It was the season of placements in my college. Everything that we learned till then seemed to lead up to this day, or more aptly, these few moments that tested our eligibility to move forward in life, or so we believe. Despite me having convinced myself that this wasn’t the end of my career, I somehow ended up believing that my life would come to an abrupt halt if I failed in getting a placement offer.
Two or three (or four or five?) companies had come and conducted the placement drive and the unique factor that bound them together was that each of them hired only finger-countable number of candidates. I was fortunate to reach till the final round of one of them but wasn’t fortunate enough to get selected. The same thing continued to happen for the other companies as well.
Like everyone else, I also became frustrated and started relying on absurd superstitions, which didn’t seem illogical to me, such as wearing my ‘lucky’ outfit, not getting angry even at those incidents that required me to become angry and most importantly, not informing my parents about the drive being held. (This was done just to not spread my grief to them and certainly not because of the fear of getting chided. In contrary to my notions, they were unbelievably supportive which abashed me on not having told them earlier.)
After a few days, there came this company, XYZ, that offered a special package compared to the prior ones. I may sound bragging a bit but I did experience a somewhat optimistic feeling after I gave my placement aptitude test. The results were published soon and an overwhelming number of candidates had been selected into the next round, namely the Group Discussion (GD) round. Again, I felt a wave of optimism rush through my body. But there, in the midst of it, was hidden a trivial problem. I had to have an idea of what the topic would be based upon. Though I may claim myself to be a regular newspaper reader, I do it just for the sake of pleasing my moral-self and not because of my love for gathering the daily news. And for this reason, I often fail to remember the content.
From that day onwards, I tried reading the newspaper with ‘forced’ interest. Finally, there came the eve of the placement day. I believed that I had a general or atleast a vague idea of all the current affairs. It was then that it struck me, almost pierced my lungs, that I had done nothing for the interview process.
I ran to my sister’s room, pleading to help me by sharing her ‘Computer Science’ notes (because the interview was supposed to be based on that) and I rushed through the logics of various programs in ‘Java’. I went to bed with the least satisfaction regarding my interview preparation but with a strong inclination to participate in the GD. Till around 6 AM the next day, I couldn’t sleep, thanks to my stomach that was growling with excitement to begin the GD session.
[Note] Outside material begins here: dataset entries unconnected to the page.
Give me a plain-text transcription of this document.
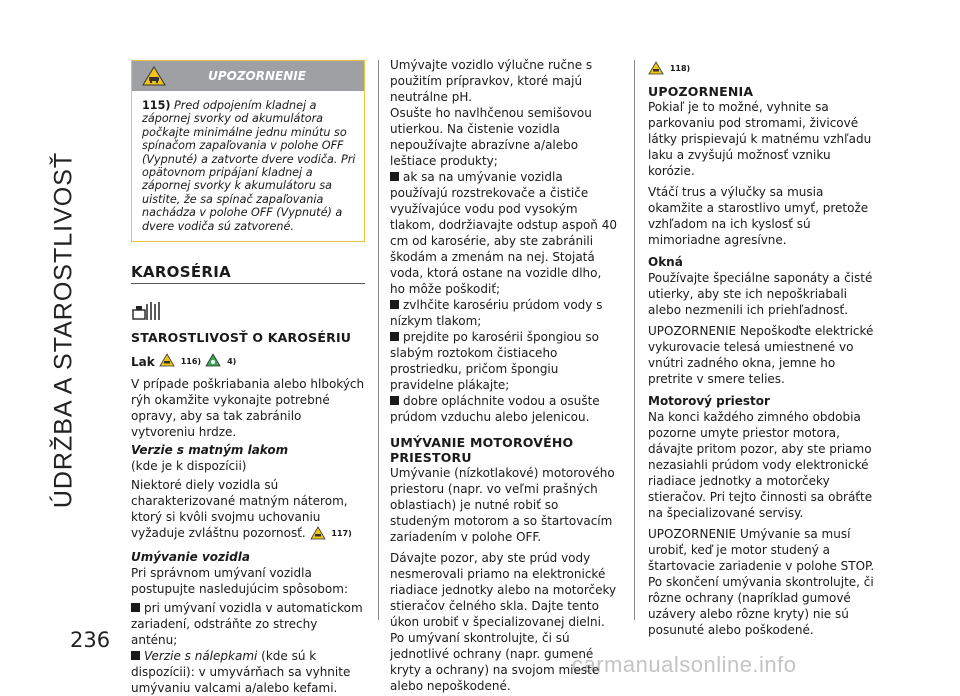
ÚDRŽBA A STAROSTLIVOSŤ
236
carmanualsonline.info
UPOZORNENIE
115) Pred odpojením kladnej a zápornej svorky od akumulátora počkajte minimálne jednu minútu so spínačom zapaľovania v polohe OFF (Vypnuté) a zatvorte dvere vodiča. Pri opätovnom pripájaní kladnej a zápornej svorky k akumulátoru sa uistite, že sa spínač zapaľovania nachádza v polohe OFF (Vypnuté) a dvere vodiča sú zatvorené.
KAROSÉRIA
STAROSTLIVOSŤ O KAROSÉRIU
Lak	116)	4)
V prípade poškriabania alebo hlbokých rýh okamžite vykonajte potrebné opravy, aby sa tak zabránilo vytvoreniu hrdze.
Verzie s matným lakom
(kde je k dispozícii)
Niektoré diely vozidla sú charakterizované matným náterom, ktorý si kvôli svojmu uchovaniu vyžaduje zvláštnu pozornosť.	117)
Umývanie vozidla
Pri správnom umývaní vozidla postupujte nasledujúcim spôsobom:
pri umývaní vozidla v automatickom zariadení, odstráňte zo strechy anténu;
Verzie s nálepkami (kde sú k dispozícii): v umyvárňach sa vyhnite umývaniu valcami a/alebo kefami.
Umývajte vozidlo výlučne ručne s použitím prípravkov, ktoré majú neutrálne pH.
Osušte ho navlhčenou semišovou utierkou. Na čistenie vozidla nepoužívajte abrazívne a/alebo leštiace produkty;
ak sa na umývanie vozidla používajú rozstrekovače a čističe využívajúce vodu pod vysokým tlakom, dodržiavajte odstup aspoň 40 cm od karosérie, aby ste zabránili škodám a zmenám na nej. Stojatá voda, ktorá ostane na vozidle dlho, ho môže poškodiť;
zvlhčite karosériu prúdom vody s nízkym tlakom;
prejdite po karosérii špongiou so slabým roztokom čistiaceho prostriedku, pričom špongiu pravidelne plákajte;
dobre opláchnite vodou a osušte prúdom vzduchu alebo jelenicou.
UMÝVANIE MOTOROVÉHO PRIESTORU
Umývanie (nízkotlakové) motorového priestoru (napr. vo veľmi prašných oblastiach) je nutné robiť so studeným motorom a so štartovacím zariadením v polohe OFF.
Dávajte pozor, aby ste prúd vody nesmerovali priamo na elektronické riadiace jednotky alebo na motorčeky stieračov čelného skla. Dajte tento úkon urobiť v špecializovanej dielni. Po umývaní skontrolujte, či sú jednotlivé ochrany (napr. gumené kryty a ochrany) na svojom mieste alebo nepoškodené.
118)
UPOZORNENIA
Pokiaľ je to možné, vyhnite sa parkovaniu pod stromami, živicové látky prispievajú k matnému vzhľadu laku a zvyšujú možnosť vzniku korózie.
Vtáčí trus a výlučky sa musia okamžite a starostlivo umyť, pretože vzhľadom na ich kyslosť sú mimoriadne agresívne.
Okná
Používajte špeciálne saponáty a čisté utierky, aby ste ich nepoškriabali alebo nezmenili ich priehľadnosť.
UPOZORNENIE Nepoškoďte elektrické vykurovacie telesá umiestnené vo vnútri zadného okna, jemne ho pretrite v smere telies.
Motorový priestor
Na konci každého zimného obdobia pozorne umyte priestor motora, dávajte pritom pozor, aby ste priamo nezasiahli prúdom vody elektronické riadiace jednotky a motorčeky stieračov. Pri tejto činnosti sa obráťte na špecializované servisy.
UPOZORNENIE Umývanie sa musí urobiť, keď je motor studený a štartovacie zariadenie v polohe STOP. Po skončení umývania skontrolujte, či rôzne ochrany (napríklad gumové uzávery alebo rôzne kryty) nie sú posunuté alebo poškodené.
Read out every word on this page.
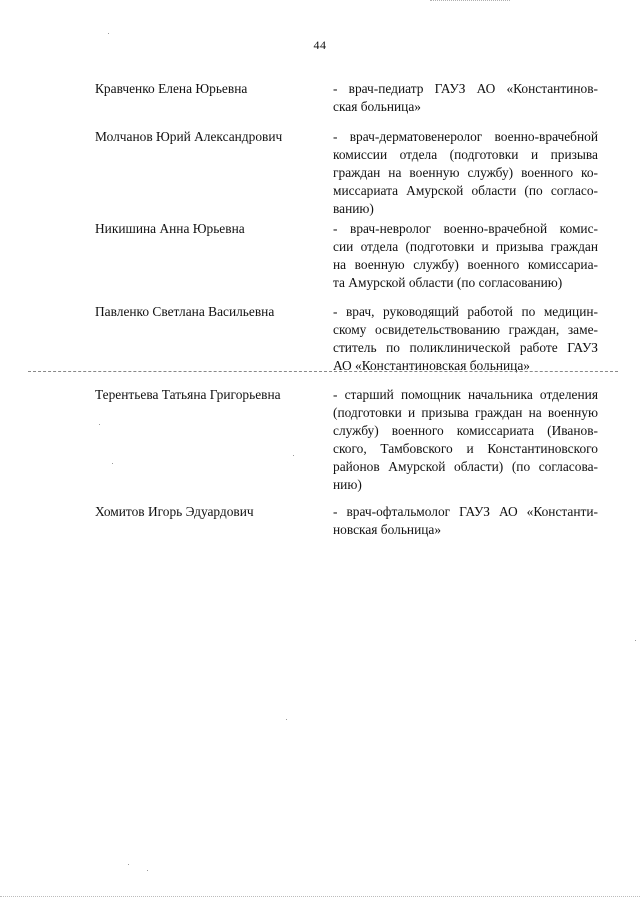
44
Кравченко Елена Юрьевна	- врач-педиатр ГАУЗ АО «Константинов-
ская больница»
Молчанов Юрий Александрович	- врач-дерматовенеролог военно-врачебной
комиссии отдела (подготовки и призыва
граждан на военную службу) военного ко-
миссариата Амурской области (по согласо-
ванию)
Никишина Анна Юрьевна	- врач-невролог военно-врачебной комис-
сии отдела (подготовки и призыва граждан
на военную службу) военного комиссариа-
та Амурской области (по согласованию)
Павленко Светлана Васильевна	- врач, руководящий работой по медицин-
скому освидетельствованию граждан, замe-
ститель по поликлинической работе ГАУЗ
АО «Константиновская больница»
Терентьева Татьяна Григорьевна	- старший помощник начальника отделения
(подготовки и призыва граждан на военную
службу) военного комиссариата (Иванов-
ского, Тамбовского и Константиновского
районов Амурской области) (по согласова-
нию)
Хомитов Игорь Эдуардович	- врач-офтальмолог ГАУЗ АО «Константи-
новская больница»
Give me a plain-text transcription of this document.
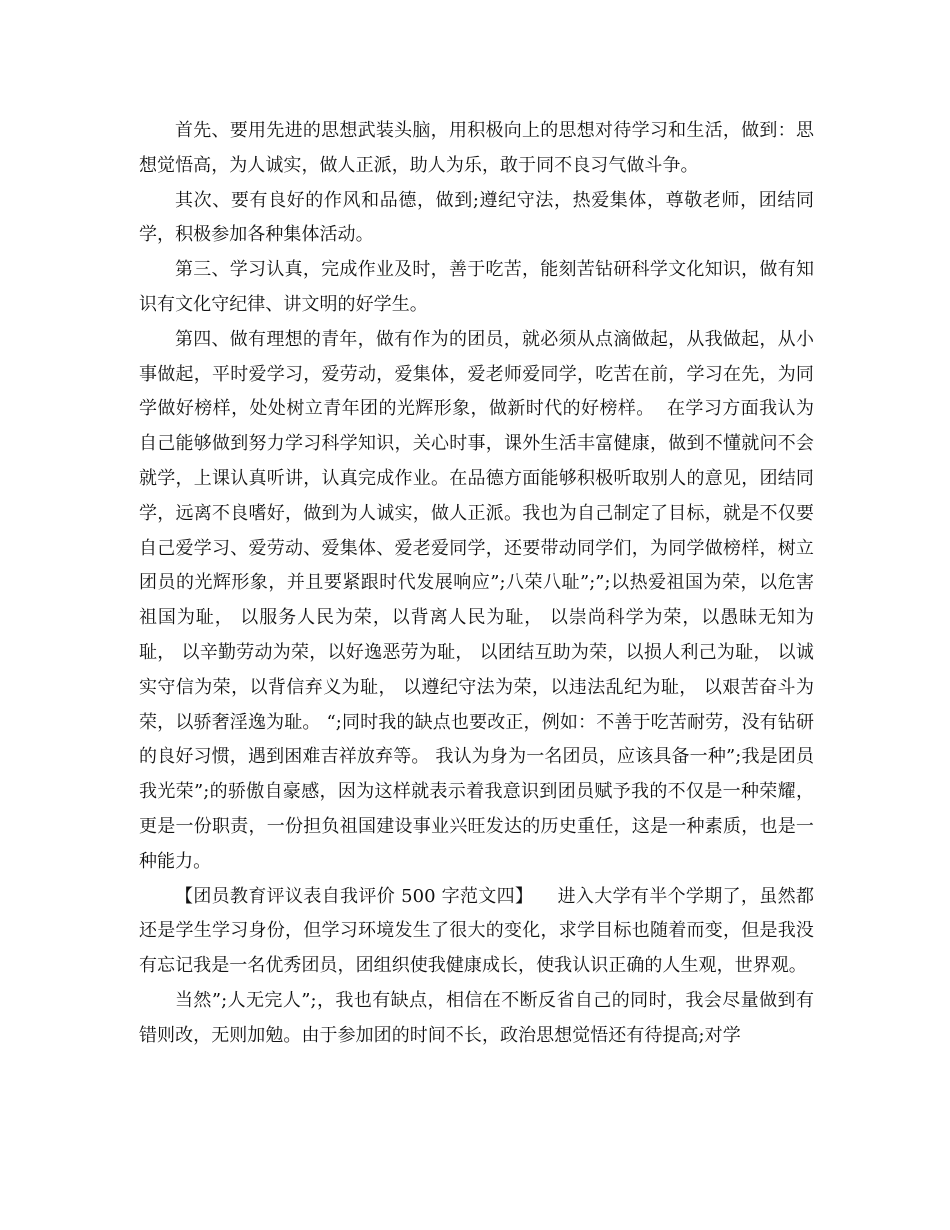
首先、要用先进的思想武装头脑，用积极向上的思想对待学习和生活，做到：思想觉悟高，为人诚实，做人正派，助人为乐，敢于同不良习气做斗争。

其次、要有良好的作风和品德，做到;遵纪守法，热爱集体，尊敬老师，团结同学，积极参加各种集体活动。

第三、学习认真，完成作业及时，善于吃苦，能刻苦钻研科学文化知识，做有知识有文化守纪律、讲文明的好学生。

第四、做有理想的青年，做有作为的团员，就必须从点滴做起，从我做起，从小事做起，平时爱学习，爱劳动，爱集体，爱老师爱同学，吃苦在前，学习在先，为同学做好榜样，处处树立青年团的光辉形象，做新时代的好榜样。  在学习方面我认为自己能够做到努力学习科学知识，关心时事，课外生活丰富健康，做到不懂就问不会就学，上课认真听讲，认真完成作业。在品德方面能够积极听取别人的意见，团结同学，远离不良嗜好，做到为人诚实，做人正派。我也为自己制定了目标，就是不仅要自己爱学习、爱劳动、爱集体、爱老爱同学，还要带动同学们，为同学做榜样，树立团员的光辉形象，并且要紧跟时代发展响应”;八荣八耻”;”;以热爱祖国为荣，以危害祖国为耻， 以服务人民为荣，以背离人民为耻， 以崇尚科学为荣，以愚昧无知为耻， 以辛勤劳动为荣，以好逸恶劳为耻， 以团结互助为荣，以损人利己为耻， 以诚实守信为荣，以背信弃义为耻， 以遵纪守法为荣，以违法乱纪为耻， 以艰苦奋斗为荣，以骄奢淫逸为耻。 “;同时我的缺点也要改正，例如：不善于吃苦耐劳，没有钻研的良好习惯，遇到困难吉祥放弃等。 我认为身为一名团员，应该具备一种”;我是团员我光荣”;的骄傲自豪感，因为这样就表示着我意识到团员赋予我的不仅是一种荣耀，更是一份职责，一份担负祖国建设事业兴旺发达的历史重任，这是一种素质，也是一种能力。

【团员教育评议表自我评价 500 字范文四】    进入大学有半个学期了，虽然都还是学生学习身份，但学习环境发生了很大的变化，求学目标也随着而变，但是我没有忘记我是一名优秀团员，团组织使我健康成长，使我认识正确的人生观，世界观。

当然”;人无完人”;，我也有缺点，相信在不断反省自己的同时，我会尽量做到有错则改，无则加勉。由于参加团的时间不长，政治思想觉悟还有待提高;对学
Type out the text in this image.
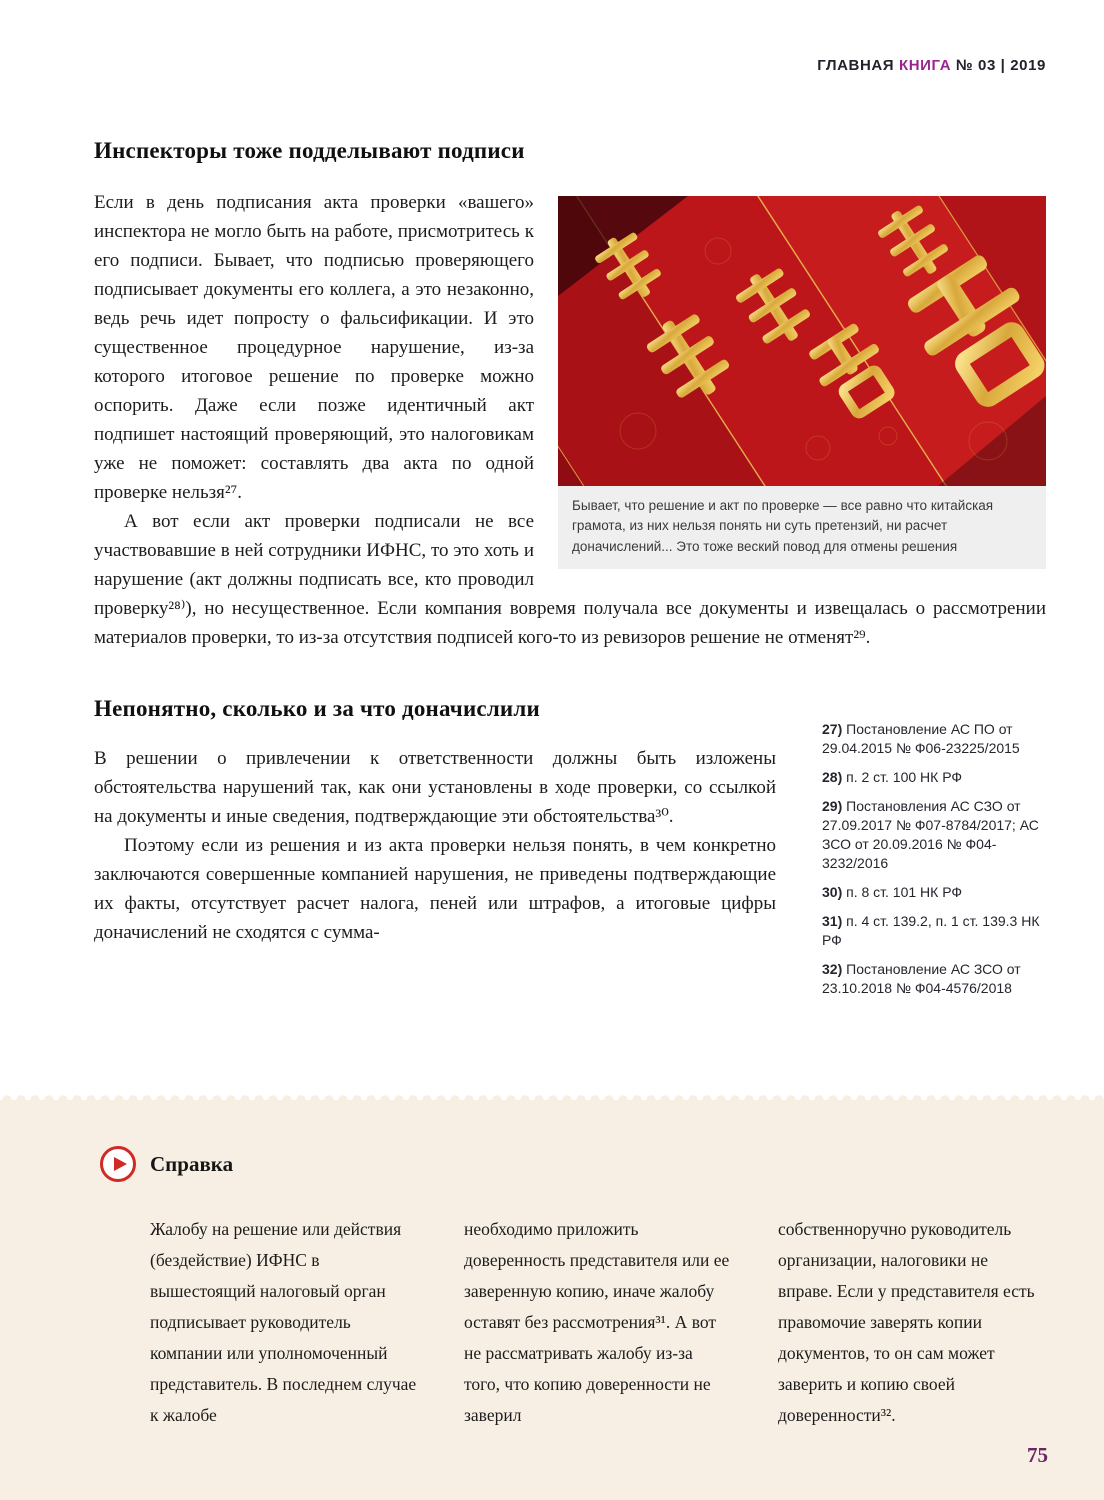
ГЛАВНАЯ КНИГА № 03 | 2019
Инспекторы тоже подделывают подписи
Бывает, что решение и акт по проверке — все равно что китайская грамота, из них нельзя понять ни суть претензий, ни расчет доначислений... Это тоже веский повод для отмены решения

Если в день подписания акта проверки «вашего» инспектора не могло быть на работе, присмотритесь к его подписи. Бывает, что подписью проверяющего подписывает документы его коллега, а это незаконно, ведь речь идет попросту о фальсификации. И это существенное процедурное нарушение, из-за которого итоговое решение по проверке можно оспорить. Даже если позже идентичный акт подпишет настоящий проверяющий, это налоговикам уже не поможет: составлять два акта по одной проверке нельзя²⁷.

А вот если акт проверки подписали не все участвовавшие в ней сотрудники ИФНС, то это хоть и нарушение (акт должны подписать все, кто проводил проверку²⁸⁾), но несущественное. Если компания вовремя получала все документы и извещалась о рассмотрении материалов проверки, то из-за отсутствия подписей кого-то из ревизоров решение не отменят²⁹.

Непонятно, сколько и за что доначислили

В решении о привлечении к ответственности должны быть изложены обстоятельства нарушений так, как они установлены в ходе проверки, со ссылкой на документы и иные сведения, подтверждающие эти обстоятельства³⁰.

Поэтому если из решения и из акта проверки нельзя понять, в чем конкретно заключаются совершенные компанией нарушения, не приведены подтверждающие их факты, отсутствует расчет налога, пеней или штрафов, а итоговые цифры доначислений не сходятся с сумма-

27) Постановление АС ПО от 29.04.2015 № Ф06-23225/2015
28) п. 2 ст. 100 НК РФ
29) Постановления АС СЗО от 27.09.2017 № Ф07-8784/2017; АС ЗСО от 20.09.2016 № Ф04-3232/2016
30) п. 8 ст. 101 НК РФ
31) п. 4 ст. 139.2, п. 1 ст. 139.3 НК РФ
32) Постановление АС ЗСО от 23.10.2018 № Ф04-4576/2018
Справка

Жалобу на решение или действия (бездействие) ИФНС в вышестоящий налоговый орган подписывает руководитель компании или уполномоченный представитель. В последнем случае к жалобе

необходимо приложить доверенность представителя или ее заверенную копию, иначе жалобу оставят без рассмотрения³¹. А вот не рассматривать жалобу из-за того, что копию доверенности не заверил

собственноручно руководитель организации, налоговики не вправе. Если у представителя есть правомочие заверять копии документов, то он сам может заверить и копию своей доверенности³².

75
I quenched its thirst by reminding it of the interview.
This time, I had told my parents about there being an interview that day so that I would get their prayers and support and besides, my grans were there as well. I asked them not to be too loud while sending me off at the gate as it would attract the neighbours to the scene which was the last thing I wanted. ( In case I didn’t get hired, I didn’t wanna get embarrassed in front of them.)
And so I left for the college, wearing my ‘lucky churidhar’ (the formals), with this surprisingly unnatural vivacity. It was the first time that I left for an event before the reporting time.